Definition and Diagnosis
The spinal accessory nerve is located under the skin on the side of the neck and controls the trapezius muscle, which stabilizes the scapula and shrugs the shoulder. This nerve may be damaged with surgery or trauma involving the neck (e.g., lymph node biopsy). Symptoms include shoulder pain, scapular winging, and weakness/atrophy of the trapezius muscle. Diagnosis is confirmed with a history and examination. Electrical testing helps determine prognosis and the severity of injury.
Treatment Options
Depending on the type of injury, surgery to repair this nerve may need to be performed immediately, or 3 to 6 months after injury. If it is uncertain if this nerve was indeed cut, then close follow-up with serial electrical tests helps determine if surgery will be required. Physical therapy is the mainstay of treatment during this interim. Therapy is performed regardless of whether surgery is indicated. It improves range of motion and encourages a return of strength once contraction occurs.
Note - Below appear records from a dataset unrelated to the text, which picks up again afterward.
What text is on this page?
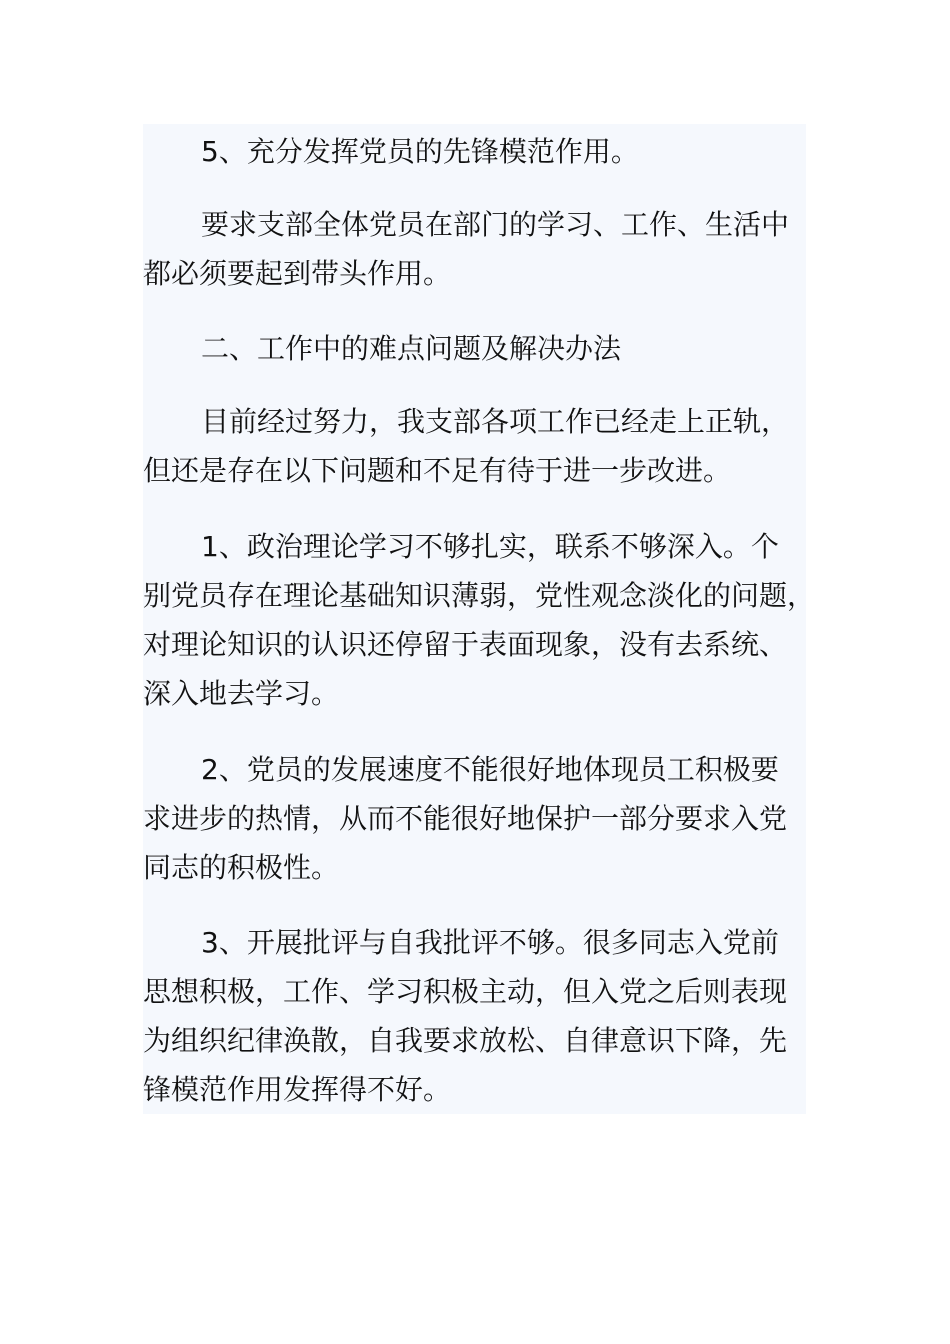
5、充分发挥党员的先锋模范作用。

要求支部全体党员在部门的学习、工作、生活中
都必须要起到带头作用。

二、工作中的难点问题及解决办法

目前经过努力，我支部各项工作已经走上正轨，
但还是存在以下问题和不足有待于进一步改进。

1、政治理论学习不够扎实，联系不够深入。个
别党员存在理论基础知识薄弱，党性观念淡化的问题，
对理论知识的认识还停留于表面现象，没有去系统、
深入地去学习。

2、党员的发展速度不能很好地体现员工积极要
求进步的热情，从而不能很好地保护一部分要求入党
同志的积极性。

3、开展批评与自我批评不够。很多同志入党前
思想积极，工作、学习积极主动，但入党之后则表现
为组织纪律涣散，自我要求放松、自律意识下降，先
锋模范作用发挥得不好。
Surgery is performed in the main operating room under general anesthesia. Most patients go home either the same day, or the day after surgery. At surgery, the spinal accessory nerve is exposed in the neck and examined with a microscope as well as with electrical testing. Cut nerves are repaired, and scarred nerves are often repaired with a nerve graft (see technology and techniques available section). Because no muscles or bones have to cut for this procedure, postoperative pain is minimal and the recovery from surgery itself is quite short (week or two).
Nerve regeneration, however, can take 3-12 months, during which time physical therapy is performed. Patients with a spinal accessory nerve injury older than 1-2 years may not be a candidate for nerve surgery. Options for these patients include tendon/muscle transfer techniques to stabilize the scapula and reduce pain.